How do I mock external API calls in MCP App tool handler tests?
Use vi.mock() to replace your API client module with a mock that returns controlled responses. Import the mock, set return values with mockResolvedValue(), and assert that your tool handler returns the expected structuredContent. This keeps tool handler tests fast and deterministic without hitting real APIs.
How do I stub sunpeak hooks like useToolData and useAppState in unit tests?
Call vi.mock("sunpeak", () => ({ useToolData: () => ({ output: mockData, isError: false, isLoading: false }), useAppState: () => [mockState, mockSetState] })) at the top of your test file. Set module-level variables for your mock return values and change them between tests to cover different states.
Can I mock server tool responses in MCP App simulation files?
Yes. Add a serverTools field to your simulation file. Each key is a server tool name, and the value is an array of objects with a when condition and a result.
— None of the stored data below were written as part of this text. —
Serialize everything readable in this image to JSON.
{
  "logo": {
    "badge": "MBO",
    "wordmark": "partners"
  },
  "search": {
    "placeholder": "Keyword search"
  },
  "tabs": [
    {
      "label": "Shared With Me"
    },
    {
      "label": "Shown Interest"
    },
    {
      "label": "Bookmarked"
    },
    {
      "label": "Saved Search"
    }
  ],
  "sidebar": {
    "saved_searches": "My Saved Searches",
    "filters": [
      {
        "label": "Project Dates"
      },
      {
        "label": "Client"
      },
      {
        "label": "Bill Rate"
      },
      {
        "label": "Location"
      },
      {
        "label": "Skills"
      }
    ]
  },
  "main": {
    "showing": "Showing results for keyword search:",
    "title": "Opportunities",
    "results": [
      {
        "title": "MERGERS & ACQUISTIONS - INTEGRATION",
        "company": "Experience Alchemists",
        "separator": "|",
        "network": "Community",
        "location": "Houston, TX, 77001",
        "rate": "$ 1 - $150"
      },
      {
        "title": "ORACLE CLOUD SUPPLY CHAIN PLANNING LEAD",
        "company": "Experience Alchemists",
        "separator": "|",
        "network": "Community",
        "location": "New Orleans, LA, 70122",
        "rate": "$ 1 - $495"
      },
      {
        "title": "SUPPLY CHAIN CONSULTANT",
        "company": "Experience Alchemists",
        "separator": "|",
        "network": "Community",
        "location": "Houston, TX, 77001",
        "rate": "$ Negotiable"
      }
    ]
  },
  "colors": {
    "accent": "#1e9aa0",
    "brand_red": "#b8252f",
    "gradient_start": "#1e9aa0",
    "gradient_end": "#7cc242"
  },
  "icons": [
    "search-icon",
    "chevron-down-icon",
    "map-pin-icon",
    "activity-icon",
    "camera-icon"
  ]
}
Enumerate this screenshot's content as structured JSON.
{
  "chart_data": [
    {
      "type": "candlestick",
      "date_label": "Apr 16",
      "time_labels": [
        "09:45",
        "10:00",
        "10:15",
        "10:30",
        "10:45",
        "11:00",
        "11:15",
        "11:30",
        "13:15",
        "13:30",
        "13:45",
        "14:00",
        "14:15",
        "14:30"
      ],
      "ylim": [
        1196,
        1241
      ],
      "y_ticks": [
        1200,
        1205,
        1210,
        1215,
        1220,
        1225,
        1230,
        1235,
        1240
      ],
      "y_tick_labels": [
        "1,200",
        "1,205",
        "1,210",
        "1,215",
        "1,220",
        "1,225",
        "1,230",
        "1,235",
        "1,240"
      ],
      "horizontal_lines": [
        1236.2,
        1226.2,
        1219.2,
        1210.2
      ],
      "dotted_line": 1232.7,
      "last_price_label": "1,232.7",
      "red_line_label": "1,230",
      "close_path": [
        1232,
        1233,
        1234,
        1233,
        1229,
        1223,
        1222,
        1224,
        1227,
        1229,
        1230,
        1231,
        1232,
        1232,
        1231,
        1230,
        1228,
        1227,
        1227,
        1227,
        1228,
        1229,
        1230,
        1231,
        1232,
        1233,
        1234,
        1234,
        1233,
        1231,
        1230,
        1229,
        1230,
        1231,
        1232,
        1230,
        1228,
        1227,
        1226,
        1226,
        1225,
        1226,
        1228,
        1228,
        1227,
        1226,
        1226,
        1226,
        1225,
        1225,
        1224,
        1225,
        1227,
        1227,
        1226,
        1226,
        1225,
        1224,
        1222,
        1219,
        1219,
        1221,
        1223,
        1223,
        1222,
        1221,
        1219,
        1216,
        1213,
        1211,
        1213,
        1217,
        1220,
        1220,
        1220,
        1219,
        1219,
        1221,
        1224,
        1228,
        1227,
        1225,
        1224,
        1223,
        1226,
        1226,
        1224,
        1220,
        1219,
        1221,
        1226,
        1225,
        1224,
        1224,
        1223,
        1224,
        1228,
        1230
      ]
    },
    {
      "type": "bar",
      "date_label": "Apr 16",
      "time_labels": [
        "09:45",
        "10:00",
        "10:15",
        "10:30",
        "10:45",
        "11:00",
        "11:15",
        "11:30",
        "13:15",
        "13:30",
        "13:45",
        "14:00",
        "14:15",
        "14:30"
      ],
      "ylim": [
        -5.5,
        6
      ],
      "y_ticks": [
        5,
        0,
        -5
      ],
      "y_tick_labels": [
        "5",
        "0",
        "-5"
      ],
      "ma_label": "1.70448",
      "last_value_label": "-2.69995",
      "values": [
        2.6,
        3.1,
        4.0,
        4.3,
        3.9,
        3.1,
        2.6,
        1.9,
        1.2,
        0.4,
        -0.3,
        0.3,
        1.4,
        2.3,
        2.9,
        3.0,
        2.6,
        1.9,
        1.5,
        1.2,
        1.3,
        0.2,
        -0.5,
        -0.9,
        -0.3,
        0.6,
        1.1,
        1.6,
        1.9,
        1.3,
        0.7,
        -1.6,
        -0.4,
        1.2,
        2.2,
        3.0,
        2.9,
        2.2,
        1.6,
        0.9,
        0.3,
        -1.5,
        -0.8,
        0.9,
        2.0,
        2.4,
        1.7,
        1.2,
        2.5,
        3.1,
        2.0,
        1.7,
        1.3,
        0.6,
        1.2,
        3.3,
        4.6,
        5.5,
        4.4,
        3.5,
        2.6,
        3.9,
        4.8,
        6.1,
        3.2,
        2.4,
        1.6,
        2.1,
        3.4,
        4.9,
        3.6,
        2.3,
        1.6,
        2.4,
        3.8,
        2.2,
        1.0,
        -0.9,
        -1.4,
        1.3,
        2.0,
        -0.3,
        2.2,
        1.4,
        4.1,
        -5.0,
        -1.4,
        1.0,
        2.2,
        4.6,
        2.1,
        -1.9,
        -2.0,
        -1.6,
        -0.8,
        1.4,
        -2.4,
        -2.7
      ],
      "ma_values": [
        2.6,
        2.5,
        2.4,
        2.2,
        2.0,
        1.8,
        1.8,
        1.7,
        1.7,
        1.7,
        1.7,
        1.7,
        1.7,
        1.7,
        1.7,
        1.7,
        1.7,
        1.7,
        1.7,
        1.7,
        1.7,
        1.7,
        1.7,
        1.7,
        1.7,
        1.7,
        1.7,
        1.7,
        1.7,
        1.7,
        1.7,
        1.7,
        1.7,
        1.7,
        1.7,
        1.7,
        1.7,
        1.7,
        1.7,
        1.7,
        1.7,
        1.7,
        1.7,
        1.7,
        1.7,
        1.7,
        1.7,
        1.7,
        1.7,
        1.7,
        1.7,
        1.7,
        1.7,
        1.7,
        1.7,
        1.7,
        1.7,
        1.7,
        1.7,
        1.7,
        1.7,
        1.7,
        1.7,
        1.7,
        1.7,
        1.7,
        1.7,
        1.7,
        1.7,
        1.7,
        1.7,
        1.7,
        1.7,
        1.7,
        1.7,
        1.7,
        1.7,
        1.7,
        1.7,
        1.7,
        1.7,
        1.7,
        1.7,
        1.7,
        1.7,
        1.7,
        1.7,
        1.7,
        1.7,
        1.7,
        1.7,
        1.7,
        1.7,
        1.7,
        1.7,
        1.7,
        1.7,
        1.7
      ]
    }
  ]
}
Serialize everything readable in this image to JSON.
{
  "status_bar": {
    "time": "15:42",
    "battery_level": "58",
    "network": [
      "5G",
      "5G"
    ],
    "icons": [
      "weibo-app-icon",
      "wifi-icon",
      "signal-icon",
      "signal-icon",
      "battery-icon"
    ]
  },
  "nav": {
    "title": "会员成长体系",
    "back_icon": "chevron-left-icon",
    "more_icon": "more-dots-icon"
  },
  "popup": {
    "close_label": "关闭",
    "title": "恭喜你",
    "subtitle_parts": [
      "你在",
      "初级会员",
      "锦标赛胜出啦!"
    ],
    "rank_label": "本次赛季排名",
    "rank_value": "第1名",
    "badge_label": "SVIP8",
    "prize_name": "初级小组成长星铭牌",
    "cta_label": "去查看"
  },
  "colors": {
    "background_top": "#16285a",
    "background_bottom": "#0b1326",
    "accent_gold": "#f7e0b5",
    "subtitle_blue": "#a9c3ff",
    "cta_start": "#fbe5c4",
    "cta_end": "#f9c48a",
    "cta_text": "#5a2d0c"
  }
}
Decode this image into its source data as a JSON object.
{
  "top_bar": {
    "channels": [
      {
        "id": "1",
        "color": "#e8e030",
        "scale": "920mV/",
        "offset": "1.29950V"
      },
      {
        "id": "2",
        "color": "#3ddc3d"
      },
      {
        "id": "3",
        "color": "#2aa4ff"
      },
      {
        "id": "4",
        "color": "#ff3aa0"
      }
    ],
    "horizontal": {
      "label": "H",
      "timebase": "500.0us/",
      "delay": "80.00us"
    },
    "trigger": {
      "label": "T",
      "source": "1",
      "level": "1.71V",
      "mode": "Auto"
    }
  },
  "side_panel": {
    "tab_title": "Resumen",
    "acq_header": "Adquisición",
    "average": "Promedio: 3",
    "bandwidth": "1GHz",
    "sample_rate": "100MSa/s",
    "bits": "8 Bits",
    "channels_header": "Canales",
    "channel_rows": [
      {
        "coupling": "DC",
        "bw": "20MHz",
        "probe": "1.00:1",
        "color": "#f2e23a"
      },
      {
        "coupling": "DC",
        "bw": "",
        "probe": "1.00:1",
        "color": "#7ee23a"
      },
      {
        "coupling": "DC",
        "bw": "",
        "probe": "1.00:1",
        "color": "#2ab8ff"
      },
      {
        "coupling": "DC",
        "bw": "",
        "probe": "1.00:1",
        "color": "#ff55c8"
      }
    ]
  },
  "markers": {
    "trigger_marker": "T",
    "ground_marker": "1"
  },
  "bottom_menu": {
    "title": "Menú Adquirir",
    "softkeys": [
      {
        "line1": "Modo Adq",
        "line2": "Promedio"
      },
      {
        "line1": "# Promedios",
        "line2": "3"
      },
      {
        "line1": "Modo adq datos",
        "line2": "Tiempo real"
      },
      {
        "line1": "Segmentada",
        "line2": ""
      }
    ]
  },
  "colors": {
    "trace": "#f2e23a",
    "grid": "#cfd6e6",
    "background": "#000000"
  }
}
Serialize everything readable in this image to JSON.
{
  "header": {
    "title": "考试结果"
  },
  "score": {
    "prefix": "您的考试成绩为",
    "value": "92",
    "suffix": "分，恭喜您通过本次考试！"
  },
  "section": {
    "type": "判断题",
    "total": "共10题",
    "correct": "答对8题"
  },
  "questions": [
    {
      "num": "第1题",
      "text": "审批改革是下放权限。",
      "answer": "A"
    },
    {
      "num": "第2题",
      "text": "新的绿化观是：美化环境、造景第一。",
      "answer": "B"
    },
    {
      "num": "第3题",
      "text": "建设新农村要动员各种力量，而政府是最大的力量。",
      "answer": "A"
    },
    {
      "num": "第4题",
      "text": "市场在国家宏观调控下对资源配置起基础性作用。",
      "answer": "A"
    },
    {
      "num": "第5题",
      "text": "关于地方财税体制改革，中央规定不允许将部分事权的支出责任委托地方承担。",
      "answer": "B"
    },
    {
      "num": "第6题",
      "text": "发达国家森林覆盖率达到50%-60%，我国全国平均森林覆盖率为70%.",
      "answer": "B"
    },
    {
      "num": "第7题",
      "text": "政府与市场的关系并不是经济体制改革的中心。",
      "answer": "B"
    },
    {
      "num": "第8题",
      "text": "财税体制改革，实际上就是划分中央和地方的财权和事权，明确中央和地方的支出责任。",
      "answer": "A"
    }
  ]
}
The inspector matches the when condition against the tool arguments and returns the matching result, so you can test multi-step interactions without a real backend.
Do I need a ChatGPT or Claude account to test MCP Apps with mocks?
No. sunpeak runs a local inspector that replicates both the ChatGPT and Claude host runtimes. All mocking, from simulation files to the inspector fixture, runs locally without any paid subscriptions, API keys, or AI credits. Tests run the same way in CI/CD.
What is the inspector fixture in sunpeak testing?
The inspector fixture is a Playwright test fixture exported from sunpeak/test. It provides a renderTool() method that invokes a tool with mock arguments, renders the resource component inside the sunpeak inspector, and returns a frame locator for assertions. Tests automatically run against both ChatGPT and Claude hosts via Playwright projects.
How do I test error states and edge cases in MCP App resource components?
Create simulation files with edge-case data: empty arrays, null fields, very long strings, missing optional fields, or isError set to true. In unit tests, set your mock useToolData to return isError: true or isLoading: true to test loading and error states. Cover cancelled states by setting isCancelled: true.